How to obtain another left inverse? I understand that in principle, it can be that infinitely many left-inverses exist to a matrix $A \in \mathbb{C}^{M \times N}$ if $A$ has $rank = N < M$, i.e. is a tall matrix.
One way to compute a left inverse in this case is via the Moore-Penrose Pseudoinverse, i.e. $A_{left-inverse} = (A^*A)^{-1} A^*$. Alternatively, a SVD also gives a left-inverse.
Currently, I am trying to find a different left-inverse from the following matrix :
$S_s = \begin{bmatrix} s_1^T \\ s_2^T \\ s_3^T \end{bmatrix} = \sqrt{\frac{2}{3}} \cdot \begin{bmatrix} 0 & 1 \\ \frac{\sqrt{3}}{2} & - \frac{1}{2} \\ - \frac{\sqrt{3}}{2} & - \frac{1}{2} \end{bmatrix}$
The pseudo-inverse gives me
$V_s = (S_s^* S_s)^{-1} S_s^* = \sqrt{\frac{2}{3}} \cdot \begin{bmatrix} 0 & 0.866 & - 0.866 \\ 1 & -0.5 & -0.5 \end{bmatrix} = \sqrt{\frac{2}{3}} \cdot \begin{bmatrix} 0 & \frac{\sqrt{3}}{2} & - \frac{\sqrt{3}}{2} \\ 1 & -0.5 & -0.5 \end{bmatrix} = S_s^*$
However, I would like to have another left-inverse that differs from that.
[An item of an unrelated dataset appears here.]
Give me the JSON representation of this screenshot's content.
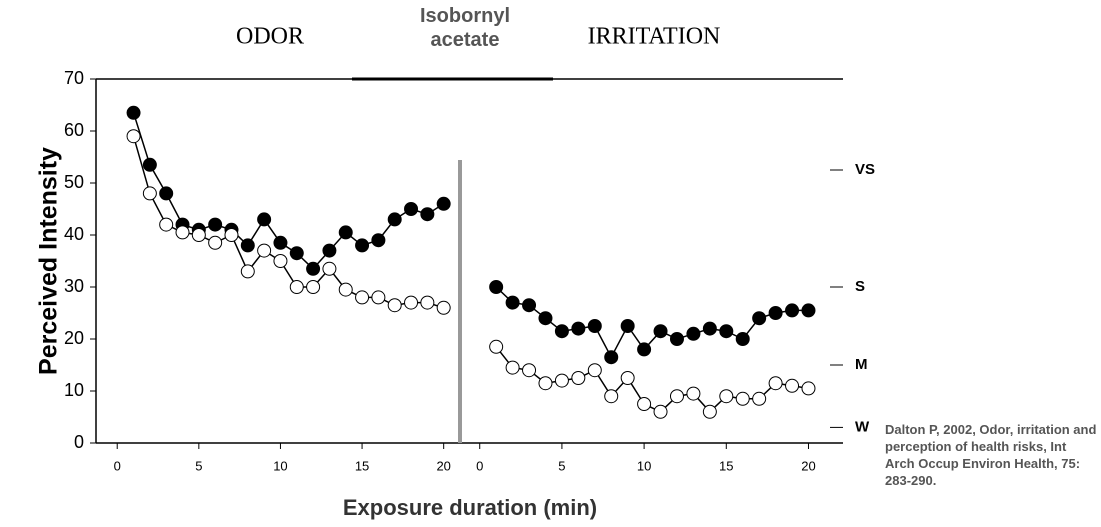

How do I do that?
Big thanks in advance!
 A: Suppose we want to characterize the left inverses of $A$, which has SVD $A = U \Sigma V^*$ (with square matrices $U,V$). Let $Z$ be a matrix such that the columns of $Z^*$ span the kernel of $A^*$; such a matrix can be attained, for example, by taking $Z^*$ to be the matrix whose columns are the columns of $U$ corresponding to the zero singular values of $A$ (i.e. the last $M-N$ columns). Let $A^L$ be any single left inverse to $A$ (for example, $A^L = A^+$).
It turns out that a matrix $X$ will satisfy $XA = I$ if and only if we can write $X = A^L + YZ$ for some $M \times (N-M)$ matrix $Y$.
For your particular case, $A = S_s$ has orthonormal columns, which means that its MP pseudoinverse is $A^*$. One possible matrix $Z$ is given by $Z = \pmatrix{1&1&1}$. Thus, every left inverse of $A$ will have the form
$$
X = A^* + \pmatrix{y_1\\y_2}Z = A^* + \pmatrix{y_1&y_1&y_1\\y_2&y_2&y_2}.
$$

It's easy to see that because $ZA = 0$, every matrix of the form $X = YZ + A^L$ will be a left inverse of $A$. To see that every left inverse $X$ has this form, note that $(X - A^L)$ satisfies $(X - A^L)A = 0$. Thus, the kernel of $(X - A^L)$ contains the kernel of $Z$, from which we can deduce that there exists a matrix $Y$ such that $YZ = X - A^L$.